太古の昔より、日本では甘いものとして、干し柿・焼き栗・縄文クッキー(ドングリを粉状にして固めて焼き上げたもの)などが存在していました。
それから奈良時代よりちょっと前の遣隋使・遣唐使などで中国との貿易が盛んになり、唐菓子(とうがし・からくだもの)が伝わってきました。
油で揚げる・形に工夫を凝らすなど、当時の日本には無かった発想のものもあり、ここからお菓子という概念が始まったと言えます。
そんな奈良時代・平安時代を経て、鎌倉時代には茶の栽培と茶を飲む習慣が広がります。
当時は朝と夜の一日二食が普通だったのですが、茶とともに点心(中国料理の軽食)の文化も浸透。お昼に間食するようにもなったのです。今で言うおやつみたいなものですね。
これが、茶菓子の始まり。その後、室町時代以降の茶道文化とともに発展していくのでした。菓子=デザートという概念の始まりでもあります。
そして時は進んで江戸時代。この頃はどんな和菓子が主流だったのでしょう?どうやら、大納言という大粒の小豆がよく使われていたようです。
それは、江戸時代は武家文化だから。
大納言は皮が厚く、煮た時に割れません。「切腹しないで済む」という、侍にウケる食材なのでした。
名古屋は文化のるつぼ
小豆といえば、あんこ。小豆を煮た後に、皮をそのままにしておけば粒餡。皮を取り除けばこし餡になります。地域によって好みが分かれるそうです。

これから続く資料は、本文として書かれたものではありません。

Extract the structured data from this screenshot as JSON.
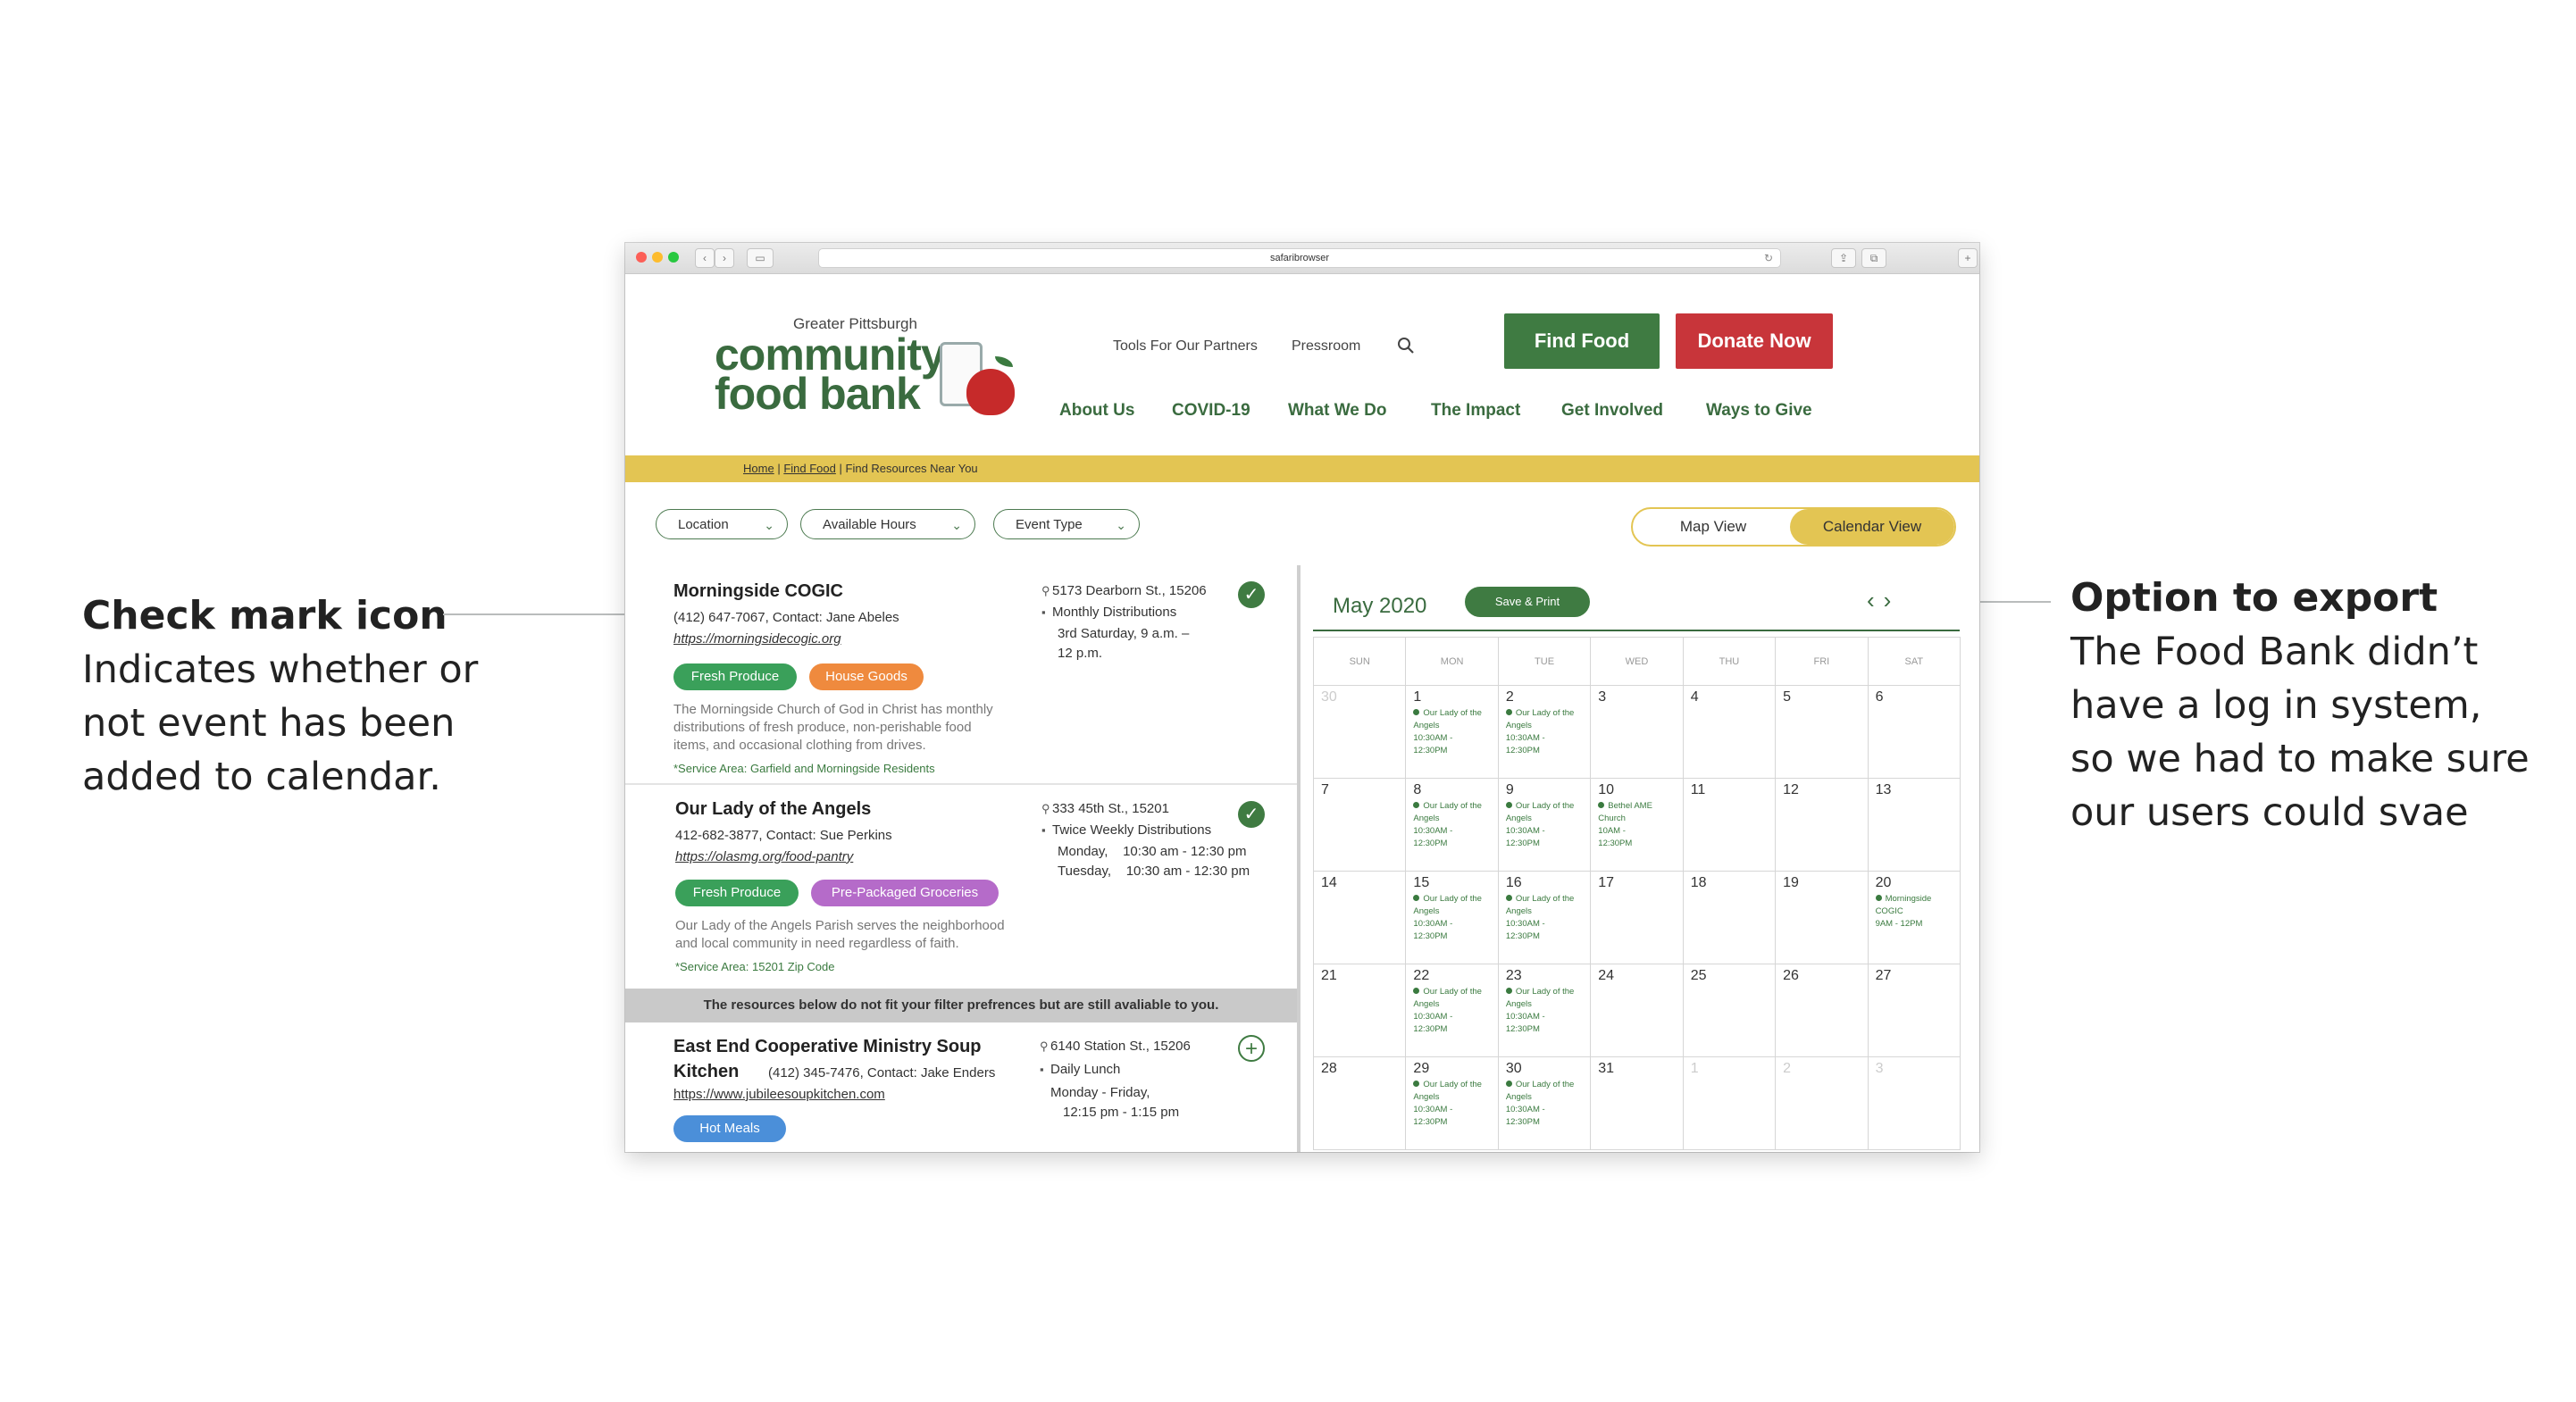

こし餡は京都・大阪などの上方が中心。京都は元々、日本の政治・文化の中心地。余計なものが入ってないこし餡は、口どけが良く、いやみ・えぐみがありません。この上品さが都会である京都に受け入れられたのですね。
都から離れると、粒餡エリアになっていきます。“田舎まんじゅう”という名称もあるくらいですから。
では、上品なこし餡の京都と、侍ウケする粒餡の江戸に挟まれた名古屋は、一体どちらのエリア?
その答えは「どちらも」。名古屋は両方受け入れちゃうのです。肉食獣と草食獣とが共存する『ジャングル大帝』の世界です。
今どきの作品なら『けものフレンズ』の世界です。粒餡フレンズとこし餡フレンズが仲良く暮らす街。名古屋は“すごーい!たのしー!”ところなのです。
餡の流通ついでに余談をひとつ。
人に和菓子などのご進物を渡す時「くだらない(つまらない)物ですがどうぞ」と言いますよね。あれは、「(日本の中心地である)京都から下ってきてない、地元で作った物ですがどうぞ」という意味があるそうですよ。昔は京都方面が“上り”でしたから。
以上、豆知識でした。小豆餡だけに。